SÜNDÜS ARSLAN AKÇA 
 Şiirler Yarışır Yüreğimde
 Orhan Veli 'nin mısralarına sığınıyorum
 "anlatamıyorum"
 Ahmet Haşim' in "merdiven" şiirinden
 ağır ağır çıkıyorum
 "akşam yine akşam" diyerek
 gözlerimden yetim çocuk tebessümleri
 yanık benizli köy çocukları
 sürmeli bir genç kız yürür önüm sıra
 Çamlıbel'den "çoban çeşmesi"
 uzaktan bir köy türküsü duyulur 
 "dudakları pembe, elleri beyaz"
 bir hikâye anlatılır "Külebi" den 
 delikanlıların gelip geçtiği sokaktan
 geçer giderim yayla kokulu mısralarla
 gecenin tülü omuzlarımda
 ‘’Zil, şal ve gül. Bu bahçede raksın bütün hızı’’
 kulaklarımda, sessizliğin okuduğu şiir
 dönüyor başımda muhabbet kuşları
 evvel zaman
 evvel zaman içinde Beyatlı
 öyle bir gidiş
 öyle kabullenişti
 kıyılarımı döve döve çekiliyordu yüreğimden
 iç çekişin titreyişi iliklerimde
 mısralar öpüyordu gözyaşlarımı
 ‘’yokluğun cehennemin öbür adıdır
 üşüyorum kapama gözlerini’’
 ahh
 yangını körükleyen Arif’e
 tarif mi gerek
 yokluğun kabuk tuttuğu mevsime
 geçirip tırnaklarımı
 kanatıyorum mesafeleri yeniden
 nasıl da koyuyor
 gidişlerden arta kalanlar
 öpüşen yalnızlıklar dolar dillerine azizim
 içli ezgileri
 yıldızların gölgesinde
 ‘’kalır dudaklarda şarkımız bizim’’
 diye tamamlar üstad
 iflah olmaz gidişleri…
 ve Zarif şair,
 toplayarak bütün özleri;
 ‘’kimi zaman sana geldim
 ama hüznüm döndü. baktım işgal gözlerin’’

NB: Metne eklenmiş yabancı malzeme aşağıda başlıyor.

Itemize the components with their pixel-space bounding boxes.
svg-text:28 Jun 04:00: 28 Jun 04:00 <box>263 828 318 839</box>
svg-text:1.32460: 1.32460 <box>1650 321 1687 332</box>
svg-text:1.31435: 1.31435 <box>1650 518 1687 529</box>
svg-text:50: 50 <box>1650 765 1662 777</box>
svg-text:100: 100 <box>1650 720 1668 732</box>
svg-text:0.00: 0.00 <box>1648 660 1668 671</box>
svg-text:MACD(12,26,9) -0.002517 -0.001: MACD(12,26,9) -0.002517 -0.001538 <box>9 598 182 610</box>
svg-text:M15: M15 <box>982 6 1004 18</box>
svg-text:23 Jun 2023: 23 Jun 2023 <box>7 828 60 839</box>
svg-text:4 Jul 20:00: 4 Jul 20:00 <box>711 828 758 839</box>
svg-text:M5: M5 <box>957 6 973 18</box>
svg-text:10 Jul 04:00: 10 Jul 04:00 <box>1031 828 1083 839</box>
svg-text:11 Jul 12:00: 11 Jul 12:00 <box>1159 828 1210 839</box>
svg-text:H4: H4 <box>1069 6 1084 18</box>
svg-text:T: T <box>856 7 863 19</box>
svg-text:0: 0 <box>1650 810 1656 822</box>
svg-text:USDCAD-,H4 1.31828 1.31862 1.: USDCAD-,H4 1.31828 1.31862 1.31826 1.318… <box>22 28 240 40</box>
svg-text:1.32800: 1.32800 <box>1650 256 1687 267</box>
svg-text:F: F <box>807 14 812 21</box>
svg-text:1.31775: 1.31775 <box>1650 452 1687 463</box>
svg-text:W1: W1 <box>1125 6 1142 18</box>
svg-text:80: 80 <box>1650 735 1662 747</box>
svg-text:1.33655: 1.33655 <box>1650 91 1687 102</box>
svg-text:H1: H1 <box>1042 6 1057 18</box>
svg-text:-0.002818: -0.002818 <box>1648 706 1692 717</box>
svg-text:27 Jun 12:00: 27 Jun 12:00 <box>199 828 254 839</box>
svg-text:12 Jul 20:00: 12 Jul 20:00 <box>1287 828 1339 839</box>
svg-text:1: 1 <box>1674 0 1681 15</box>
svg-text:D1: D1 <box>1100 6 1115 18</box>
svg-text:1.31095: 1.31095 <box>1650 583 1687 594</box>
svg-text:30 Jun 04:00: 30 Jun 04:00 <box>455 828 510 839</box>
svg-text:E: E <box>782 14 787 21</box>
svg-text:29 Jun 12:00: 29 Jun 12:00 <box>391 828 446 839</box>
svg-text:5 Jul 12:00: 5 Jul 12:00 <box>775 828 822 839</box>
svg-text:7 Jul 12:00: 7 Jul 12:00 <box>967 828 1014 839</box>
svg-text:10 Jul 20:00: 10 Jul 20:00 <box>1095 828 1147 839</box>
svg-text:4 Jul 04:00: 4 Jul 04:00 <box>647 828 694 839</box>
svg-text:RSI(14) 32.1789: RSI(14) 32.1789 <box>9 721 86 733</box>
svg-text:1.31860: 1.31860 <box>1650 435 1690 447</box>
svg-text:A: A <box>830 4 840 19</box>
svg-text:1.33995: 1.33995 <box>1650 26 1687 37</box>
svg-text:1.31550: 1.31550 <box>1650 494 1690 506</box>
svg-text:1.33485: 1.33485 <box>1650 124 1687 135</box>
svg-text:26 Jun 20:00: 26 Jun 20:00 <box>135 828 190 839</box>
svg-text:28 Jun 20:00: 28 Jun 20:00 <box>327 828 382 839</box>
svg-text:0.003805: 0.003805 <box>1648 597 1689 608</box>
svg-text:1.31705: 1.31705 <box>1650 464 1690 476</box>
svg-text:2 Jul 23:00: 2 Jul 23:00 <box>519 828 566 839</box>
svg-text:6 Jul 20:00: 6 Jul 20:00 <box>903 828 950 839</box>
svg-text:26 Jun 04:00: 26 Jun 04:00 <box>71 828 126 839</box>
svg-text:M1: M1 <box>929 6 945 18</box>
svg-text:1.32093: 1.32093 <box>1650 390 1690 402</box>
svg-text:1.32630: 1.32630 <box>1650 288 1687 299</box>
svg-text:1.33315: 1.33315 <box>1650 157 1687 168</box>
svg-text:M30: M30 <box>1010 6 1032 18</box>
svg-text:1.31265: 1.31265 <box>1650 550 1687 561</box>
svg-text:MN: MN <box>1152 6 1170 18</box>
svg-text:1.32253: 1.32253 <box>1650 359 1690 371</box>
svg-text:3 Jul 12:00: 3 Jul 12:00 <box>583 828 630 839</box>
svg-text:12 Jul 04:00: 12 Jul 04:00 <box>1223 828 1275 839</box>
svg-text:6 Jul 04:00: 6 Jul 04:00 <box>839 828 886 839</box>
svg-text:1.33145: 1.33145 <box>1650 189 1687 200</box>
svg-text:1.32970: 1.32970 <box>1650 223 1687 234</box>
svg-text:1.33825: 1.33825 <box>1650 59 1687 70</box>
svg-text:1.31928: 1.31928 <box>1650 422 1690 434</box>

 gözler ki, buluttan nem sağar
 aşk çıkmazına her düşüşünde…
 uçuşur bakışlarında dizeler
 dal arar yâr gülüşünde
şiirler yarışır yine yüreğimde
 ikinci geleni yok
 kim bilir hangi kalbin süzgecinden kalandı
 kaç ömrün giz defterine
 yazılandı
 ve kaç kez anılandı
 kim bilir
 Asanatlar "şiirden sinemaya"
Asanatlar "şiirden sinemaya"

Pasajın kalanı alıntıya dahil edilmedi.